Previously, OPEC+ had planned to unwind the 2.2 million cut over 12 months through monthly output increases of 180,000 bpd. OPEC+ also agreed to allow the United Arab Emirates to gradually raise output by 300,000 bpd from April until the end of September 2026 instead of the earlier plan to start it in January 2025.
This is a stark reversal from the last OPEC meeting in June when the alliance had been confident it could start restoring a significant chunk of the output it had previously idled in a bid to shore up prices.
But conditions in the oil market soon shifted. Demand contracted for six straight months in China's top consumer, while US production hit new highs, and a wave of fresh supply came from Brazil, Canada, and Guyana.
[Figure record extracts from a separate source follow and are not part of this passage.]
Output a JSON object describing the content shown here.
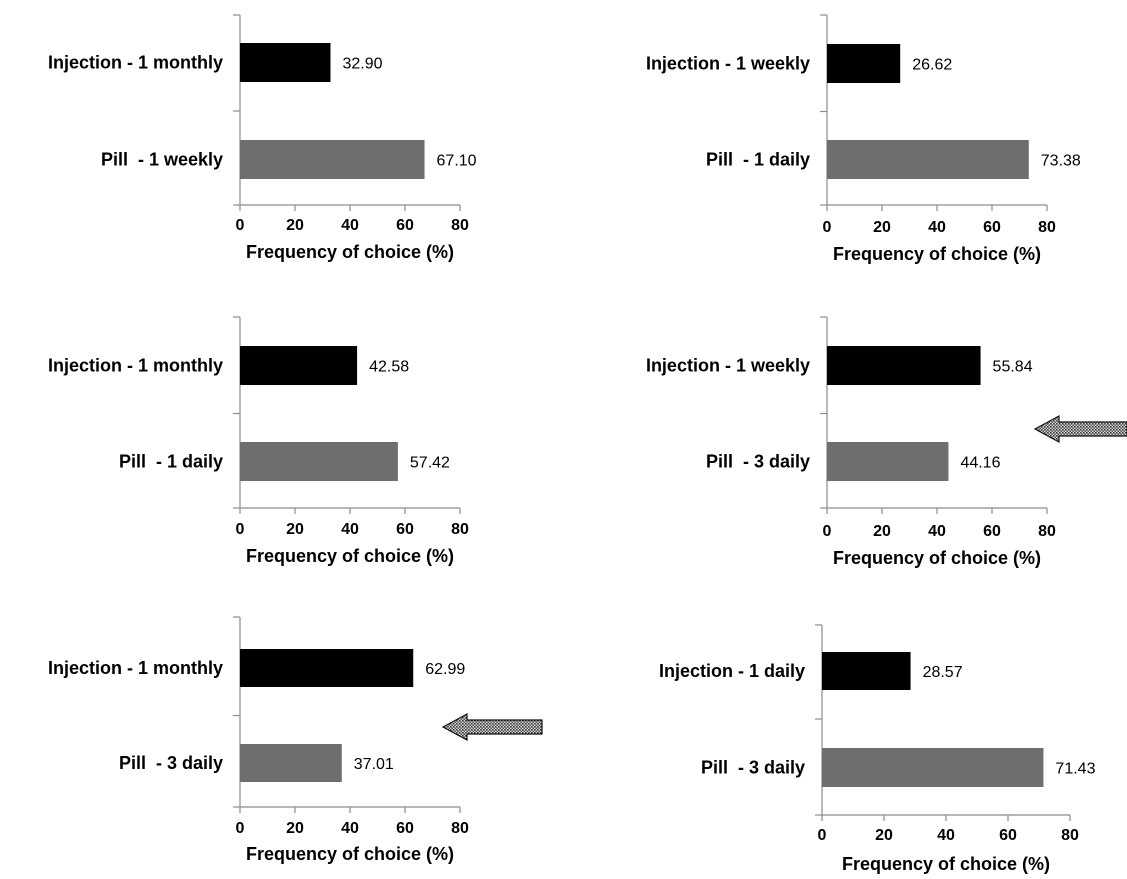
{
  "chart_data": [
    {
      "type": "bar",
      "orientation": "horizontal",
      "categories": [
        "Injection - 1 monthly",
        "Pill  - 1 weekly"
      ],
      "values": [
        32.9,
        67.1
      ],
      "value_labels": [
        "32.90",
        "67.10"
      ],
      "colors": [
        "#000000",
        "#6e6e6e"
      ],
      "xlabel": "Frequency of choice (%)",
      "xlim": [
        0,
        80
      ],
      "xticks": [
        "0",
        "20",
        "40",
        "60",
        "80"
      ],
      "arrow": false
    },
    {
      "type": "bar",
      "orientation": "horizontal",
      "categories": [
        "Injection - 1 weekly",
        "Pill  - 1 daily"
      ],
      "values": [
        26.62,
        73.38
      ],
      "value_labels": [
        "26.62",
        "73.38"
      ],
      "colors": [
        "#000000",
        "#6e6e6e"
      ],
      "xlabel": "Frequency of choice (%)",
      "xlim": [
        0,
        80
      ],
      "xticks": [
        "0",
        "20",
        "40",
        "60",
        "80"
      ],
      "arrow": false
    },
    {
      "type": "bar",
      "orientation": "horizontal",
      "categories": [
        "Injection - 1 monthly",
        "Pill  - 1 daily"
      ],
      "values": [
        42.58,
        57.42
      ],
      "value_labels": [
        "42.58",
        "57.42"
      ],
      "colors": [
        "#000000",
        "#6e6e6e"
      ],
      "xlabel": "Frequency of choice (%)",
      "xlim": [
        0,
        80
      ],
      "xticks": [
        "0",
        "20",
        "40",
        "60",
        "80"
      ],
      "arrow": false
    },
    {
      "type": "bar",
      "orientation": "horizontal",
      "categories": [
        "Injection - 1 weekly",
        "Pill  - 3 daily"
      ],
      "values": [
        55.84,
        44.16
      ],
      "value_labels": [
        "55.84",
        "44.16"
      ],
      "colors": [
        "#000000",
        "#6e6e6e"
      ],
      "xlabel": "Frequency of choice (%)",
      "xlim": [
        0,
        80
      ],
      "xticks": [
        "0",
        "20",
        "40",
        "60",
        "80"
      ],
      "arrow": true
    },
    {
      "type": "bar",
      "orientation": "horizontal",
      "categories": [
        "Injection - 1 monthly",
        "Pill  - 3 daily"
      ],
      "values": [
        62.99,
        37.01
      ],
      "value_labels": [
        "62.99",
        "37.01"
      ],
      "colors": [
        "#000000",
        "#6e6e6e"
      ],
      "xlabel": "Frequency of choice (%)",
      "xlim": [
        0,
        80
      ],
      "xticks": [
        "0",
        "20",
        "40",
        "60",
        "80"
      ],
      "arrow": true
    },
    {
      "type": "bar",
      "orientation": "horizontal",
      "categories": [
        "Injection - 1 daily",
        "Pill  - 3 daily"
      ],
      "values": [
        28.57,
        71.43
      ],
      "value_labels": [
        "28.57",
        "71.43"
      ],
      "colors": [
        "#000000",
        "#6e6e6e"
      ],
      "xlabel": "Frequency of choice (%)",
      "xlim": [
        0,
        80
      ],
      "xticks": [
        "0",
        "20",
        "40",
        "60",
        "80"
      ],
      "arrow": false
    }
  ]
}
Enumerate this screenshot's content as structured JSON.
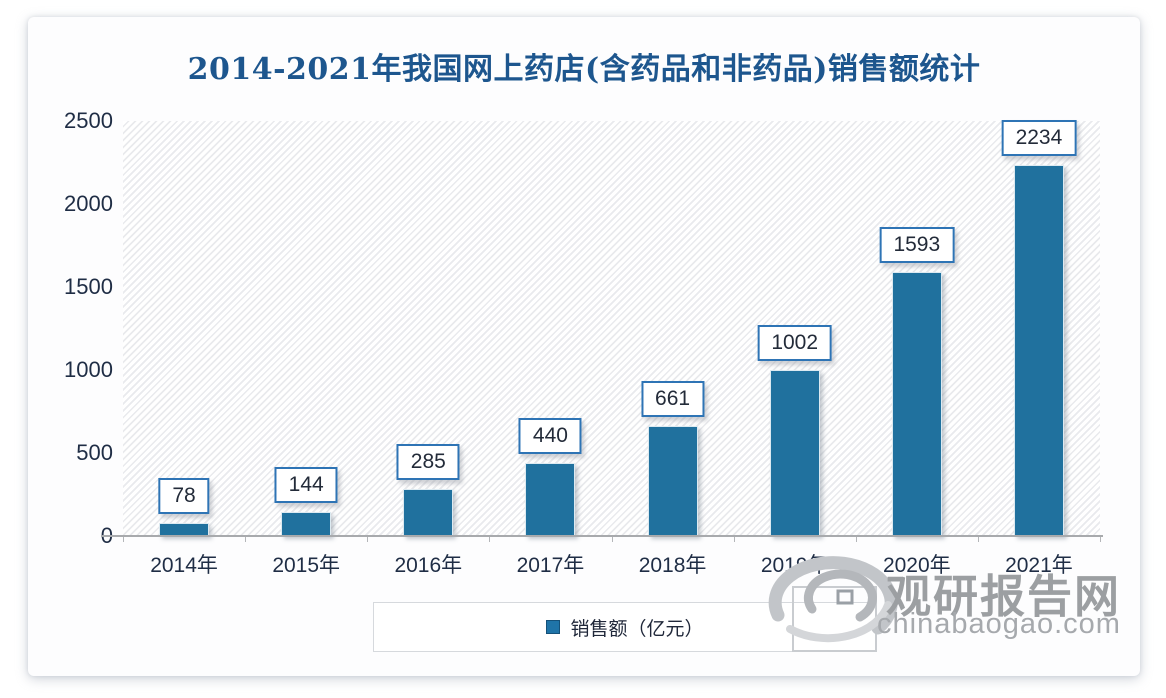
{
  "watermark": {
    "brand": "观研报告网",
    "url": "chinabaogao.com"
  },
  "chart_data": {
    "type": "bar",
    "title": "2014-2021年我国网上药店(含药品和非药品)销售额统计",
    "categories": [
      "2014年",
      "2015年",
      "2016年",
      "2017年",
      "2018年",
      "2019年",
      "2020年",
      "2021年"
    ],
    "series": [
      {
        "name": "销售额（亿元）",
        "values": [
          78,
          144,
          285,
          440,
          661,
          1002,
          1593,
          2234
        ]
      }
    ],
    "legend": [
      "销售额（亿元）"
    ],
    "legend_position": "bottom",
    "xlabel": "",
    "ylabel": "",
    "ylim": [
      0,
      2500
    ],
    "yticks": [
      0,
      500,
      1000,
      1500,
      2000,
      2500
    ],
    "grid": false,
    "plot_background": "light-diagonal-hatch",
    "data_labels": "boxed-above-bars",
    "colors": {
      "bar": "#20719e",
      "title_text": "#1d568e",
      "label_border": "#2e74b5",
      "label_text": "#232b39",
      "axis_text": "#1f2d45",
      "axis_line": "#a8aaad",
      "hatch_line": "#e9eaed",
      "watermark_text": "#9c9fa2"
    }
  }
}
Oil prices — the economic lifeblood of OPEC members — have plunged 18 per cent since early July to trade near $72 a barrel in London. Citigroup Inc. and JPMorgan Chase & Co. have predicted that crude will keep sliding into the $60s next year.
According to Bloomberg, if OPEC were to abandon its cuts, the market could tip into a structurally bearish phase defined by years of low prices. That happened in the late 1980s and again after the US shale oil revolution of the mid-2010s.
Crude oil inventories fell by 5.1 million barrels last week, significantly more than the expected 1.6 million barrel drop, providing some support to prices. After the inventory report, WTI briefly crossed $70 per barrel, though it could not hold these gains. Analysts said traders reduced their long positions before the OPEC+ meeting.
“We anticipate crude oil prices will remain volatile this week, influenced by fluctuations in the dollar index, the outcomes of the OPEC+ meetings, and ongoing geopolitical tensions. Crude oil is seeing support at $67.50-66.80, with resistance at $68.85-69.40. In INR terms, support is at ₹5,750-5,670, with resistance at ₹5,890-5,960,” said Rahul Kalantri, VP of Commodities, Mehta Equities Ltd.